For the first time in more than two decades, Northwell Health has a new leader.

Dr. John D’Angelo begins serving as president and CEO of the New York health system today. He succeeds Michael Dowling, who has led Northwell since 2002 and is moving into the role of CEO emeritus and will continue to advise the system.

While he takes a new role, D’Angelo is a familiar face at Northwell. He has spent more than 25 years in the system, beginning his career at Northwell as an emergency physician. Most recently, he served as executive vice president of the health system’s central region.

Now, D’Angelo is leading a system with 28 hospitals, over 1,000 care sites, more than 100,000 employees, and more than $22 billion in revenue.

In an interview with Chief Healthcare Executive®, D’Angelo expresses enthusiasm and appreciation for his new role. He cites his first priority as ensuring a smooth transition into the chief executive role.

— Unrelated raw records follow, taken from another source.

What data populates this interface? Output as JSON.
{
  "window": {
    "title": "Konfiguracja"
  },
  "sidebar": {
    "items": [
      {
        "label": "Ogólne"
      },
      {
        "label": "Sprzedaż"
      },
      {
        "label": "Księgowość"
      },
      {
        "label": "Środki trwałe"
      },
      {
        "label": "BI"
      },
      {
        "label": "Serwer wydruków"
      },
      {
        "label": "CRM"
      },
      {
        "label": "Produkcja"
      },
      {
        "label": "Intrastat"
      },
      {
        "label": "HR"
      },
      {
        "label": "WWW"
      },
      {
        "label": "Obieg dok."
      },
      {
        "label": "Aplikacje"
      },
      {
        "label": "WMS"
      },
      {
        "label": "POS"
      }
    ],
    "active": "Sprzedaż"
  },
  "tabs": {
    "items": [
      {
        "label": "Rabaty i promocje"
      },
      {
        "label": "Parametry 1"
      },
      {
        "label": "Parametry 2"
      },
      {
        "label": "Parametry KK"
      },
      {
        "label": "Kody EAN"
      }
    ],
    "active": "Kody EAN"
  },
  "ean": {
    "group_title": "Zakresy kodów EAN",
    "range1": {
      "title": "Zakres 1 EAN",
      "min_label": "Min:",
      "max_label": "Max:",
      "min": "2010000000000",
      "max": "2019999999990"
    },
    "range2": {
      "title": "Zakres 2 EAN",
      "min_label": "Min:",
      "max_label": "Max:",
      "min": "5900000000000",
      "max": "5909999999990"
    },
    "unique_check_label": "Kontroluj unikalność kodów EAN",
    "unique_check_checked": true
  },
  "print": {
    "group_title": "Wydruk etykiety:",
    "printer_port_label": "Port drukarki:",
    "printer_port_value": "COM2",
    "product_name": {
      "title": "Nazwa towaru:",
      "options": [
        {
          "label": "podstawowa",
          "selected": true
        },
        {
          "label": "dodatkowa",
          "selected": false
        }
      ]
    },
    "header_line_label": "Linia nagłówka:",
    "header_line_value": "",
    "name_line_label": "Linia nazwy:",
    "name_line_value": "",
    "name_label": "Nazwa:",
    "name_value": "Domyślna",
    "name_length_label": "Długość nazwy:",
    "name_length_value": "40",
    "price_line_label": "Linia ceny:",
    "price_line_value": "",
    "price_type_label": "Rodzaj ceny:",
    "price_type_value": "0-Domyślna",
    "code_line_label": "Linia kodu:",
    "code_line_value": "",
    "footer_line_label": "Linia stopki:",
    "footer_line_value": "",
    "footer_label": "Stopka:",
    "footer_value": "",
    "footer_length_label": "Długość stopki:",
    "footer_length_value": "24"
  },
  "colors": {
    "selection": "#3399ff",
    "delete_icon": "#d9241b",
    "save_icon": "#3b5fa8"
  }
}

But he also talks about the continued integration of Nuvance Health, which operates seven hospitals in New York and Connecticut. Northwell completed the acquisition of Nuvance in May, expanding the system’s footprint beyond New York.

He also is looking at the ongoing digital transformation of the hospital, and he says he recognizes the need to take care of Northwell’s staff.

D’Angelo says he wants to ensure that Northwell is “keeping the patient at the center of everything we do … but also keeping the people that take care of the patients as a high priority for us.”

He also makes it clear that Northwell’s mission goes beyond taking care of the medical needs of patients.

“I fully subscribe to what I think differentiates Northwell,” he says. “We really have been leaders in overall wellness and societal wellness.”

He points to addressing the social determinants of health, behavioral health, substance use disorder, and gun violence. Northwell holds an annual forum on gun violence.

“These are all critically important to overall health, and I think it's our responsibility to be at the forefront of those discussions. So that won't change,” he says.

(See part of our conversation in this video. The story continues below.)

Learning inside and out

Northwell’s board selected D’Angelo after evaluating candidates from inside and outside the organization. Dowling says he has been talking regularly with D’Angelo, and says that he’s well prepared to lead the system.

“He's been in the system a long time, and he's had major leadership roles in the health system, and so we've worked together for all of those years,” Dowling says. “I obviously wanted to make sure that we had an inside person to succeed me, because I'm a big believer that bringing an outside person can cause more trouble than the alternative.”

D’Angelo says he has been preparing for the role, and part of that work has included talking with people across the organization.

“I've been learning, listening,” D’Angelo says. “Even though I've been here for 25 years, you’ve got to get out there asking people, with different perspectives, what's working? What do we need to protect? What do we need to change?”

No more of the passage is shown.